Amy Coleridge later had a distinguished career on the South African stage.

Kingwell married Eva Mary Squires in the Hampstead district of London in 1901. The couple apparently had no children. According to the 1911 census, by which time they were living in Hadley Wood, they were able to employ one servant. Albert bred horses after he moved to Hadley, particularly Polo ponies, which he exported to Europe. In 1910, Mrs Kingwell showed two Brood mares at the annual Polo and Riding Pony Society show at the Agricultural Hall, London.

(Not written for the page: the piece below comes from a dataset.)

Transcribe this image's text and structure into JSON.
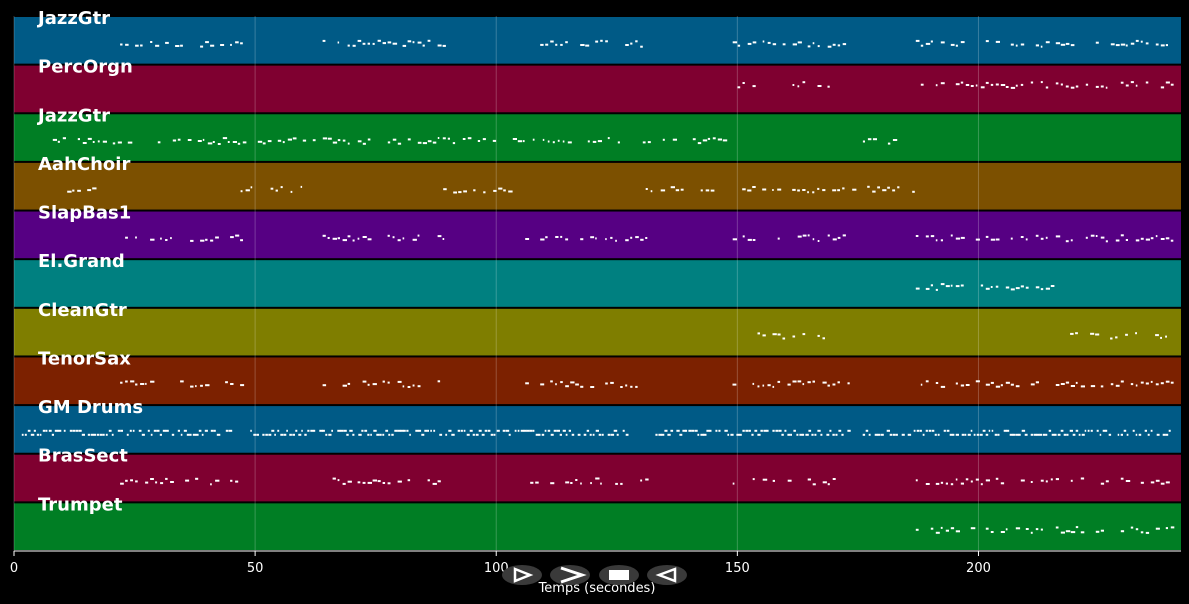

Kingwell was a Freemason and a founder member of The Society of Architects Lodge and Chapter in 1921. He was a member of Enfield Council for Hadley Wood from 1922 to 1937.

== Health and death==
Kingwell later suffered from arthritis, requiring one stick, then two, then crutches, and ultimately confined to a bath-chair. He died on 10 November 1949 at The Nursing Home, Beech Hill, Hadley Wood. He left an estate of £22,611.

Kingwell Road in Hadley Wood is named after him. Eva died on 16 January 1950 at 1 Crescent West, Hadley Wood. The house was demolished in the 1960s and replaced by other buildings.